Koems: Unterstand für die Brennholzlagerung steht kurz vor der Fertigstellung

Projekt Wiederaufbau neigt sich dem Ende zu

In die Endphase gehen die Arbeiten am Brennholz-Unterstand auf dem Koems-Gelände in Harpstedt. Von links: Manfred Runge, Jürgen Meyer und Harry Löhmann. - Foto: Bohlken

Harpstedt - Von Jürgen Bohlken. Der Wiederaufbau des Brennholz-Unterstands auf dem Koems-Gelände in Harpstedt neigt sich mit schnellen Schritten dem Ende zu. Das Fachwerk steht. Eingedeckt ist das Holzlager auch bereits. Innerhalb der „Rentnerbänd“ haben Harry Löhmann, Manfred Runge und Jürgen Meyer das Gros der Arbeiten erledigt.

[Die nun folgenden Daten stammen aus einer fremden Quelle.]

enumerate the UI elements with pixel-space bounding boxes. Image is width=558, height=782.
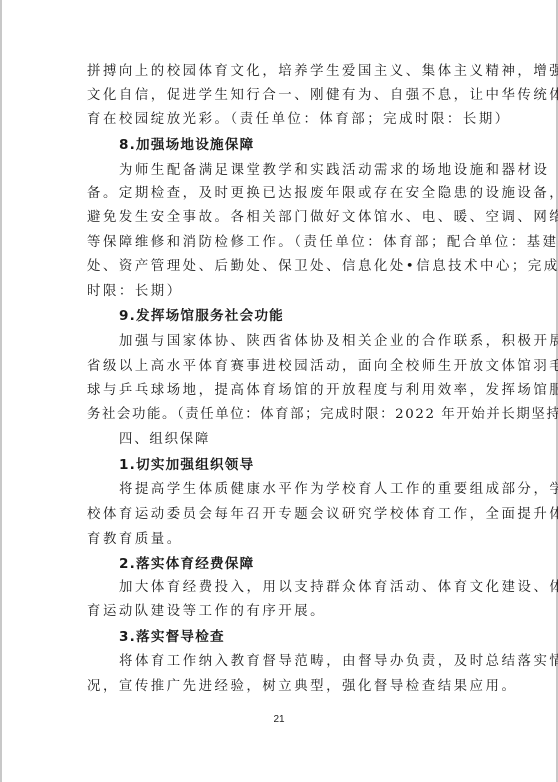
heading-funding: 2.落实体育经费保障 <box>87 552 505 576</box>
paragraph-line: 处、资产管理处、后勤处、保卫处、信息化处•信息技术中心；完成 <box>87 255 473 279</box>
paragraph-line: 务社会功能。（责任单位：体育部；完成时限：2022 年开始并长期坚持） <box>87 403 473 427</box>
paragraph-line: 加大体育经费投入，用以支持群众体育活动、体育文化建设、体 <box>87 576 505 600</box>
paragraph-line: 时限：长期） <box>87 280 473 304</box>
paragraph-line: 育教育质量。 <box>87 528 473 552</box>
paragraph-line: 育运动队建设等工作的有序开展。 <box>87 600 473 624</box>
section-heading-organization: 四、组织保障 <box>87 428 505 452</box>
paragraph-line: 况，宣传推广先进经验，树立典型，强化督导检查结果应用。 <box>87 675 473 699</box>
heading-supervision: 3.落实督导检查 <box>87 625 505 649</box>
heading-venue-social-function: 9.发挥场馆服务社会功能 <box>87 304 505 328</box>
paragraph-line: 为师生配备满足课堂教学和实践活动需求的场地设施和器材设 <box>87 159 505 183</box>
paragraph-line: 将提高学生体质健康水平作为学校育人工作的重要组成部分，学 <box>87 478 505 502</box>
paragraph-line: 等保障维修和消防检修工作。（责任单位：体育部；配合单位：基建 <box>87 231 473 255</box>
heading-leadership: 1.切实加强组织领导 <box>87 453 505 477</box>
paragraph-line: 备。定期检查，及时更换已达报废年限或存在安全隐患的设施设备， <box>87 182 473 206</box>
paragraph-line: 育在校园绽放光彩。（责任单位：体育部；完成时限：长期） <box>87 108 473 132</box>
paragraph-line: 避免发生安全事故。各相关部门做好文体馆水、电、暖、空调、网络 <box>87 206 473 230</box>
paragraph-line: 将体育工作纳入教育督导范畴，由督导办负责，及时总结落实情 <box>87 650 505 674</box>
paragraph-line: 省级以上高水平体育赛事进校园活动，面向全校师生开放文体馆羽毛 <box>87 355 473 379</box>
page-edge-left <box>0 0 2 782</box>
page-number: 21 <box>0 714 558 725</box>
heading-facility-support: 8.加强场地设施保障 <box>87 133 505 157</box>
paragraph-line: 加强与国家体协、陕西省体协及相关企业的合作联系，积极开展 <box>87 330 505 354</box>
paragraph-line: 球与乒乓球场地，提高体育场馆的开放程度与利用效率，发挥场馆服 <box>87 379 473 403</box>
paragraph-line: 校体育运动委员会每年召开专题会议研究学校体育工作，全面提升体 <box>87 503 473 527</box>
paragraph-line: 拼搏向上的校园体育文化，培养学生爱国主义、集体主义精神，增强 <box>87 60 473 84</box>
paragraph-line: 文化自信，促进学生知行合一、刚健有为、自强不息，让中华传统体 <box>87 84 473 108</box>
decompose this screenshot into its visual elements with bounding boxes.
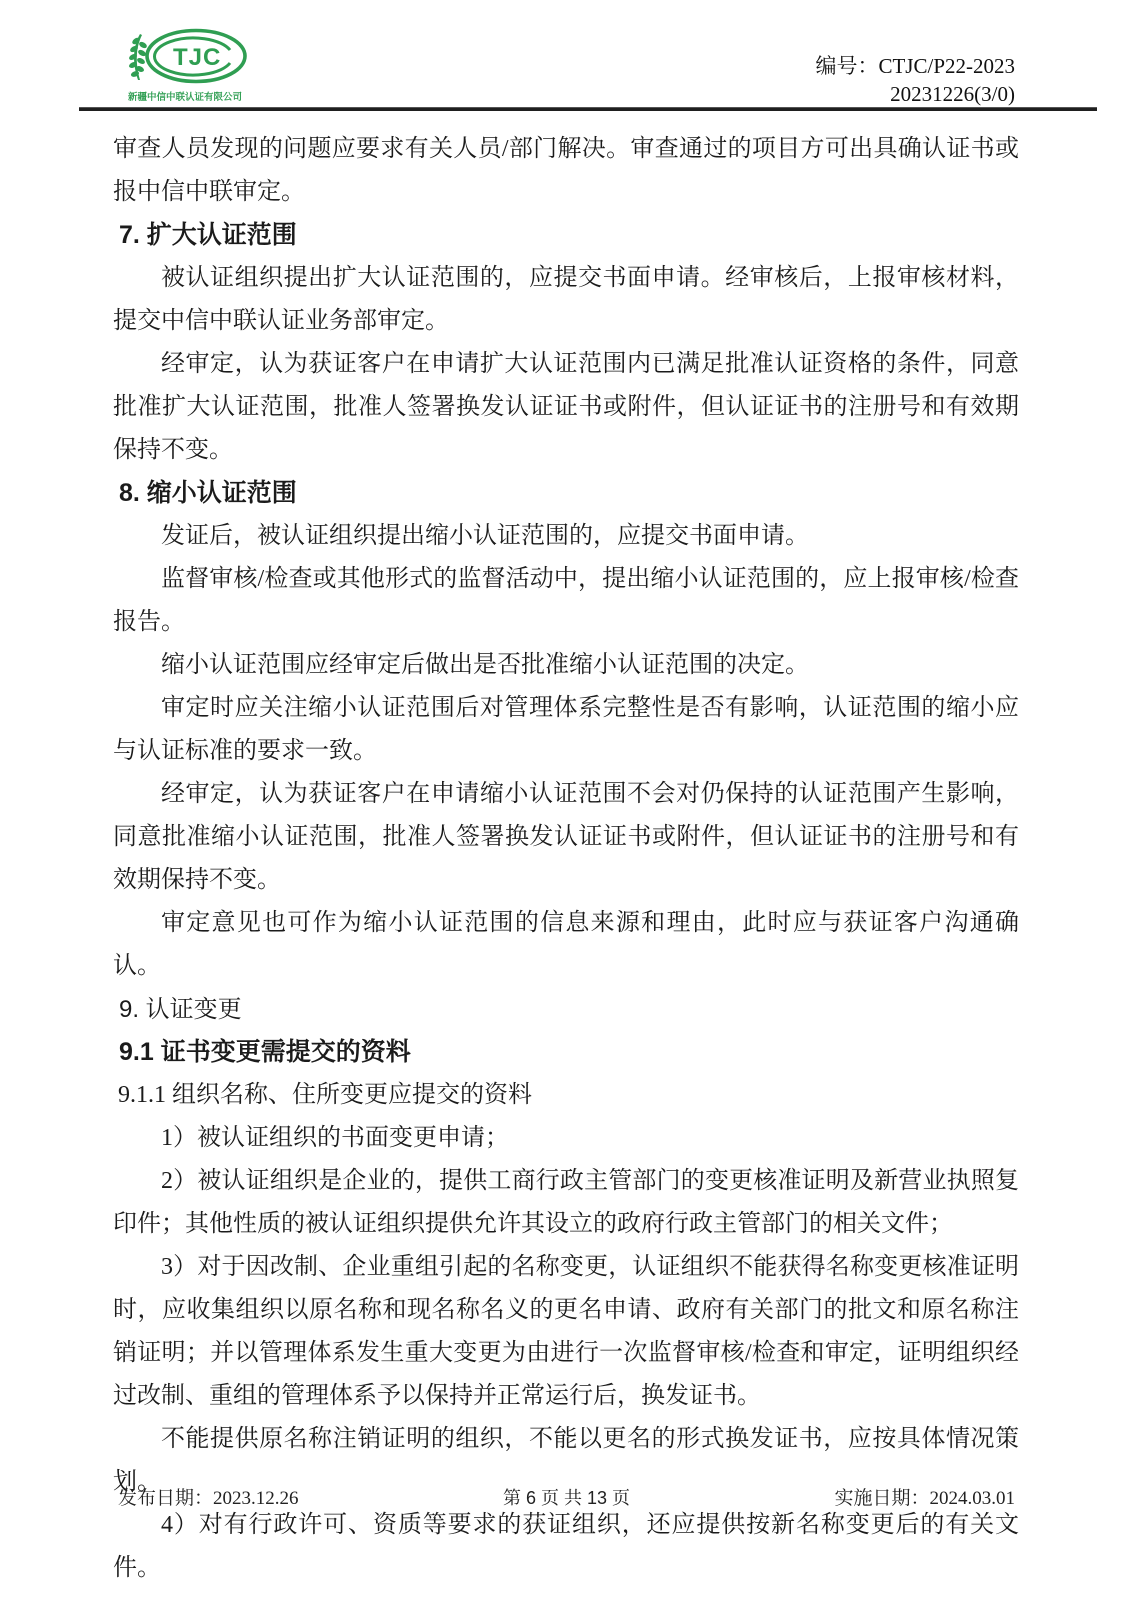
doc-version: 20231226(3/0) bbox=[815, 80, 1015, 108]
paragraph-continuation: 审查人员发现的问题应要求有关人员/部门解决。审查通过的项目方可出具确认证书或报中… bbox=[113, 128, 1019, 214]
paragraph: 经审定，认为获证客户在申请缩小认证范围不会对仍保持的认证范围产生影响，同意批准缩… bbox=[113, 773, 1019, 902]
section-heading-7: 7. 扩大认证范围 bbox=[113, 214, 1019, 257]
section-heading-9-1: 9.1 证书变更需提交的资料 bbox=[113, 1031, 1019, 1074]
page-number: 第 6 页 共 13 页 bbox=[503, 1484, 630, 1510]
paragraph: 发证后，被认证组织提出缩小认证范围的，应提交书面申请。 bbox=[113, 515, 1019, 558]
paragraph: 缩小认证范围应经审定后做出是否批准缩小认证范围的决定。 bbox=[113, 644, 1019, 687]
document-page: TJC 新疆中信中联认证有限公司 编号：CTJC/P22-2023 202312… bbox=[0, 0, 1131, 1600]
wheat-icon bbox=[128, 34, 148, 80]
paragraph: 审定意见也可作为缩小认证范围的信息来源和理由，此时应与获证客户沟通确认。 bbox=[113, 902, 1019, 988]
list-item-2: 2）被认证组织是企业的，提供工商行政主管部门的变更核准证明及新营业执照复印件；其… bbox=[113, 1160, 1019, 1246]
header-divider bbox=[79, 107, 1097, 111]
paragraph: 监督审核/检查或其他形式的监督活动中，提出缩小认证范围的，应上报审核/检查报告。 bbox=[113, 558, 1019, 644]
paragraph: 审定时应关注缩小认证范围后对管理体系完整性是否有影响，认证范围的缩小应与认证标准… bbox=[113, 687, 1019, 773]
doc-number-block: 编号：CTJC/P22-2023 20231226(3/0) bbox=[815, 52, 1015, 108]
section-heading-8: 8. 缩小认证范围 bbox=[113, 472, 1019, 515]
release-date: 发布日期：2023.12.26 bbox=[118, 1483, 299, 1510]
doc-number: 编号：CTJC/P22-2023 bbox=[815, 52, 1015, 80]
logo-letters: TJC bbox=[173, 44, 221, 71]
paragraph: 被认证组织提出扩大认证范围的，应提交书面申请。经审核后，上报审核材料，提交中信中… bbox=[113, 257, 1019, 343]
ctjc-logo-icon: TJC bbox=[126, 28, 248, 86]
list-item-4: 4）对有行政许可、资质等要求的获证组织，还应提供按新名称变更后的有关文件。 bbox=[113, 1504, 1019, 1590]
paragraph: 经审定，认为获证客户在申请扩大认证范围内已满足批准认证资格的条件，同意批准扩大认… bbox=[113, 343, 1019, 472]
section-heading-9-1-1: 9.1.1 组织名称、住所变更应提交的资料 bbox=[113, 1074, 1019, 1117]
implementation-date: 实施日期：2024.03.01 bbox=[834, 1483, 1015, 1510]
company-name: 新疆中信中联认证有限公司 bbox=[128, 89, 256, 103]
list-item-1: 1）被认证组织的书面变更申请； bbox=[113, 1117, 1019, 1160]
company-logo: TJC 新疆中信中联认证有限公司 bbox=[126, 28, 256, 103]
section-heading-9: 9. 认证变更 bbox=[113, 988, 1019, 1031]
document-body: 审查人员发现的问题应要求有关人员/部门解决。审查通过的项目方可出具确认证书或报中… bbox=[113, 128, 1019, 1590]
list-item-3: 3）对于因改制、企业重组引起的名称变更，认证组织不能获得名称变更核准证明时，应收… bbox=[113, 1246, 1019, 1418]
page-footer: 发布日期：2023.12.26 第 6 页 共 13 页 实施日期：2024.0… bbox=[118, 1483, 1015, 1510]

Mit blutenden Herzen hatten Mitglieder der Fördergemeinschaft Koems den vormaligen Unterstand am 16. Juni 2015 in Flammen aufgehen sehen. Der dafür verantwortliche Brandstifter konnte nicht ermittelt werden. Die „Rentnerbänd“ ließ sich nicht entmutigen und ging sogleich das Projekt Wiederaufbau an.

Karl Küker und Rolf Bobrink arbeiten hier an der Vollendung der Pflaster-Einfassung der Bilderscheune. - Foto: boh

In den nächsten 14 Tagen, so ihr Sprecher Bernhard Wöbse, sei der neue Unterstand fix und fertig. Das Fachwerk habe Dieter Schnieder aus Beckeln gespendet. Es stamme aus einem ehemaligen Spieker. Das Gebäude sei einst auch als Wohnung genutzt worden. Die "Rentnerbänd" baute das Fachwerk ab und wieder auf. Sparren stellte Manfred Horstmann unentgeltlich zur Verfügung. Pfannen für die Eindeckung stiftete Michael Siemering. Bernhard Wöbse macht keinen Hehl daraus, dass er außerordentlich dankbar für die Materialspenden ist. Der Unterstand hat seine früheren Maße behalten. Die Gefache sollen – wie gehabt – wieder mit Kaminholz gefüllt werden, das die Fördergemeinschaft für das „Backhus“ benötigt; nur eins ist für einen anderen Zweck reserviert. „Da kommen Bienenkörbe rein“, erläutert Bernhard Wöbse. Imker Hein Wenke aus Stiftenhöfte habe den Auftrag bereits bekommen. „Er soll uns eine Infotafel mit Erläuterungen zu Bienen und zur Imkerei fertigen.“ 

Die „Rentnerbänd“ wirbelt Donnerstag für Donnerstag auch an anderer Stelle auf dem Koems-Gelände. Karl Küker, Rolf Bobrink und Wilhelm Wöbse etwa arbeiteten am gestrigen Donnerstag an der Bilderscheune, die – wie vor ihr schon die Rottscheune – eine Einfassung aus Pflastersteinen verpasst bekommt. Das erleichtert in erster Linie künftig das Rasenmähen. In gleicher Weise „umpflastert“ werden sollen auch die anderen Scheunen auf dem Areal.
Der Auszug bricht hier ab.